The Public Easement in the Privately Owned Intertidal Land Does Not Extend Beyond That Reserved in the Colonial Ordinance Broadly Construed

A. The Upland Owner’s Fee Title to Intertidal Land

On the first appeal in this case, we examined in detail the historical sources of the legal regime governing the ownership of intertidal land in Maine. Bell v. Town of Wells, 510 A.2d 509 (Me.1986) (Bell 7).8 [171]*171The elaborate legal and historical researches reflected in the extensive briefs filed with us on this second appeal fail to demonstrate any error in the conclusions we reached less than three years ago.

Long before 1820 it was established in the common law of Massachusetts, applicable to its entire territory including the District of Maine, that the owner of shoreland above the mean high water mark presumptively held title in fee to intertidal land subject only to the public’s right to fish, fowl, and navigate.

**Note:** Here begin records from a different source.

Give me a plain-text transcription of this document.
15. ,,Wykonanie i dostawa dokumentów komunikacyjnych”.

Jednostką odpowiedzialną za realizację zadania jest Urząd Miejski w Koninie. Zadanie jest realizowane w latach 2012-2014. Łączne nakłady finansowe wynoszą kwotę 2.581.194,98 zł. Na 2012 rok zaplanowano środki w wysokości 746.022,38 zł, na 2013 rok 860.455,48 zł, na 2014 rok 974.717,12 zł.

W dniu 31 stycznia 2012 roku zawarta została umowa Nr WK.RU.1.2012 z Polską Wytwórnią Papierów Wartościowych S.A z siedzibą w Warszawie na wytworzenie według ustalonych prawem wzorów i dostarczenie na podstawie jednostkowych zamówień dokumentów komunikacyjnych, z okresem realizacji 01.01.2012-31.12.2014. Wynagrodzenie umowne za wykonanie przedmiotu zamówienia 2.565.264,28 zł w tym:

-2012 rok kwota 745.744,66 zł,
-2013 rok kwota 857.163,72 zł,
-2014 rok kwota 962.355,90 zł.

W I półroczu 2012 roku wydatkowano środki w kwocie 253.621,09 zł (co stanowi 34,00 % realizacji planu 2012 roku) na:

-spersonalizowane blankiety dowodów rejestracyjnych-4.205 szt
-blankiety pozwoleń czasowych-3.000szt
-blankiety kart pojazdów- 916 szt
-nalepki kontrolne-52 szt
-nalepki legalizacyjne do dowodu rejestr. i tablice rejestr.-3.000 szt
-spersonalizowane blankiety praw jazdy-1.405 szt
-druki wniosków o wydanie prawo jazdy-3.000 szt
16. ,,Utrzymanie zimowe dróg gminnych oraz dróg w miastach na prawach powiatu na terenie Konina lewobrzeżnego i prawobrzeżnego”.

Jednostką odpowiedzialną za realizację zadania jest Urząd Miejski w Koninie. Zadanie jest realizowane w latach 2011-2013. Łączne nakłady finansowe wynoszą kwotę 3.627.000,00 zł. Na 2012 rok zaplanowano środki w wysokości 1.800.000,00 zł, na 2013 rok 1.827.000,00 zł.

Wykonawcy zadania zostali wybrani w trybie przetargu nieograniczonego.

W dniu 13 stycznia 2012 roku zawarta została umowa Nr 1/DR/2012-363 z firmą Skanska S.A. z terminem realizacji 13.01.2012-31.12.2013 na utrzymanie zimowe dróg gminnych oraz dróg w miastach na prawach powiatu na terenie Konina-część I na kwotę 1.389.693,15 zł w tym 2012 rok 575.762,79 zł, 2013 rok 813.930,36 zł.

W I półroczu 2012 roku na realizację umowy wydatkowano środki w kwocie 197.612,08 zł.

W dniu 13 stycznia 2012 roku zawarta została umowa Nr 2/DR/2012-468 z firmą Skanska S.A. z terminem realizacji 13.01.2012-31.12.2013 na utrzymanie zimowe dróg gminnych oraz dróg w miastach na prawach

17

See Storer v. Freeman, 6 Mass. 435 (1810) (Parsons, C.J.) (involving land in Cape Elizabeth in the District of Maine). That rule of law governing titles to intertidal land had its origin in the Colonial Ordinance of 1641-47 of the Massachusetts Bay Colony and long before the separation of Maine was received into the common law of Massachusetts by long usage and practice throughout the jurisdiction of the Commonwealth. Id. at 438. Then, by force of article X, section 3 of the Maine Constitution,9 that property rule was confirmed as the law of the new State of Maine. Only 11 years later, this court speaking through Chief Justice Mellen categorically rejected an argument that the rule of real property law taken into the common law from the Colonial Ordinance did not prevail in Maine:

Ever since [the 1810 decision in Storer v. Freeman ], as well as long before, the law on this point has been considered as perfectly at rest; and we do not feel ourselves at liberty to discuss it as an open question.

Lapish v. Bangor Bank, 8 Me. 85, 93 (1831) (emphasis added).